Mnangagwa’s ouster ‘linked to Mugabe’s fast deteriorating health’
Harare – The expulsion of former vice president Emmerson Mnangagwa from both the ruling Zanu-PF party and government “was linked to President Robert Mugabe‘s fast deteriorating health”, New Zimbabwe.com reported on Friday.
Mugabe, 93, fired Munangagwa, the man who for so long looked like he would succeed the longtime Zimbabwe president.
“It had become evident that his conduct in the discharge of his duties had become inconsistent with his official responsibilities,” Information Minister Simon Khaya Moyo told a press briefing on Monday as he announced Mnangagwa’s dismissal.
“The vice president has consistently and persistently exhibited the traits of disloyalty, disrespect, deceitfulness and unreliability.”
Stumbling block
This came after Mugabe – and particularly his wife Grace – had been stepping up their verbal attacks on Mnangagwa, 75, for weeks.
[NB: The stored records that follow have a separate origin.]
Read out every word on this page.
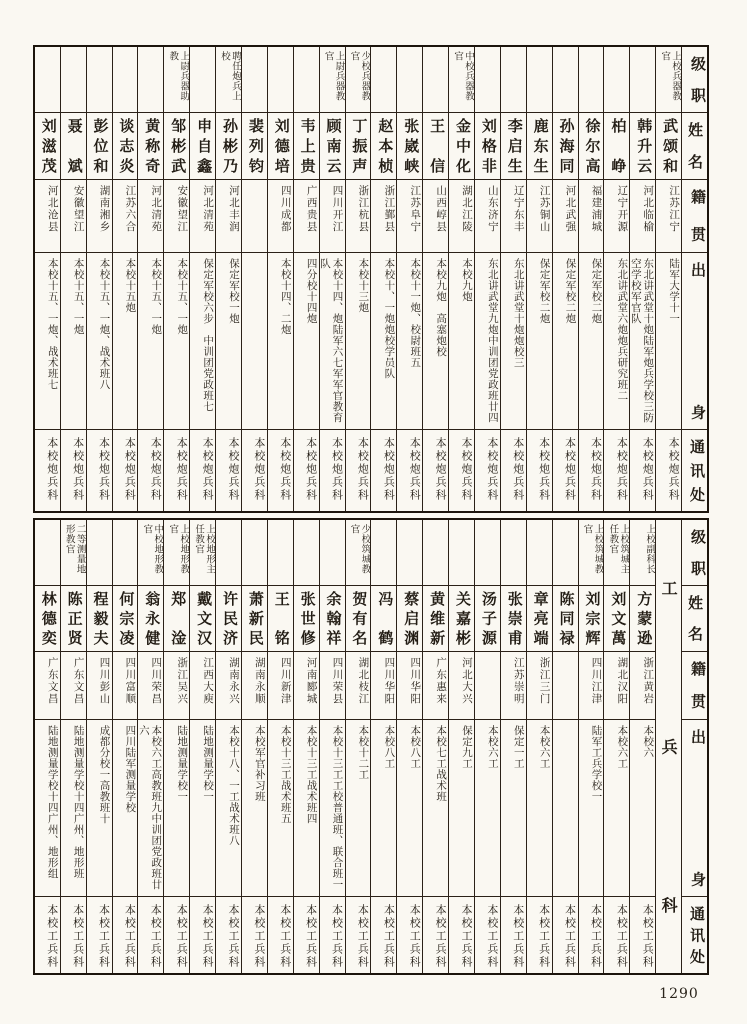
级职
姓名
籍贯
出身
通讯处
上校兵器教官
武颂和
江苏江宁
陆军大学十一
本校炮兵科
韩升云
河北临榆
东北讲武堂十炮陆军炮兵学校三防空学校军官队
本校炮兵科
柏峥
辽宁开源
东北讲武堂六炮炮兵研究班二
本校炮兵科
徐尔高
福建浦城
保定军校二炮
本校炮兵科
孙海同
河北武强
保定军校二炮
本校炮兵科
鹿东生
江苏铜山
保定军校二炮
本校炮兵科
李启生
辽宁东丰
东北讲武堂十炮炮校三
本校炮兵科
刘格非
山东济宁
东北讲武堂九炮中训团党政班廿四
本校炮兵科
中校兵器教官
金中化
湖北江陵
本校九炮
本校炮兵科
王信
山西崞县
本校九炮　高塞炮校
本校炮兵科
张崴峡
江苏阜宁
本校十一炮、校尉班五
本校炮兵科
赵本桢
浙江鄞县
本校十、一炮炮校学员队
本校炮兵科
少校兵器教官
丁振声
浙江杭县
本校十三炮
本校炮兵科
上尉兵器教官
顾南云
四川开江
本校十四、炮陆军六七军军官教育队
本校炮兵科
韦上贵
广西贵县
四分校十四炮
本校炮兵科
刘德培
四川成都
本校十四、二炮
本校炮兵科
裴列钧
本校炮兵科
聘任炮兵上校
孙彬乃
河北丰润
保定军校一炮
本校炮兵科
申自鑫
河北清苑
保定军校六步　中训团党政班七
本校炮兵科
上尉兵器助教
邹彬武
安徽望江
本校十五、一炮
本校炮兵科
黄称奇
河北清苑
本校十五、一炮
本校炮兵科
谈志炎
江苏六合
本校十五炮
本校炮兵科
彭位和
湖南湘乡
本校十五、一炮、战术班八
本校炮兵科
聂斌
安徽望江
本校十五、一炮
本校炮兵科
刘滋茂
河北沧县
本校十五、一炮、战术班七
本校炮兵科
级职
姓名
籍贯
出身
通讯处
工兵科
上校副科长
方蒙逊
浙江黄岩
本校六
本校工兵科
上校筑城主任教官
刘文萬
湖北汉阳
本校六工
本校工兵科
上校筑城教官
刘宗辉
四川江津
陆军工兵学校一
本校工兵科
陈同禄
本校工兵科
章亮端
浙江三门
本校六工
本校工兵科
张崇甫
江苏崇明
保定一工
本校工兵科
汤子源
本校六工
本校工兵科
关嘉彬
河北大兴
保定九工
本校工兵科
黄维新
广东惠来
本校七工战术班
本校工兵科
蔡启渊
四川华阳
本校八工
本校工兵科
冯鹤
四川华阳
本校八工
本校工兵科
少校筑城教官
贺有名
湖北枝江
本校十二工
本校工兵科
余翰祥
四川荣县
本校十三工工校普通班、联合班一
本校工兵科
张世修
河南郾城
本校十三工战术班四
本校工兵科
王铭
四川新津
本校十三工战术班五
本校工兵科
萧新民
湖南永顺
本校军官补习班
本校工兵科
许民济
湖南永兴
本校十八、一工战术班八
本校工兵科
上校地形主任教官
戴文汉
江西大庾
陆地测量学校一
本校工兵科
上校地形教官
郑淦
浙江吴兴
陆地测量学校一
本校工兵科
中校地形教官
翁永健
四川荣昌
本校六工高教班九中训团党政班廿六
本校工兵科
何宗凌
四川富顺
四川陆军测量学校
本校工兵科
程毅夫
四川彭山
成都分校一高教班十
本校工兵科
二等测量地形教官
陈正贤
广东文昌
陆地测量学校十四广州、地形班
本校工兵科
林德奕
广东文昌
陆地测量学校十四广州、地形组
本校工兵科
1290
Security sources, New Zimbabwe.com said, claimed that Grace’s demands for Mnangagwa’s sacking were motivated by concern over her husband’s failing health.
Mugabe, 93, was “now virtually unable to walk without assistance, always needing the support of his wife, Grace, and the phalanx of bodyguards he travels with”, the report said.
The report quoted leaked details as saying that Mugabe’s doctors had informed Grace that Mugabe was “unlikely to live for too long”.
Meanwhile, critics maintained that the former vice president had become a “stumbling block to First Lady’s ambitions to succeed her husband”.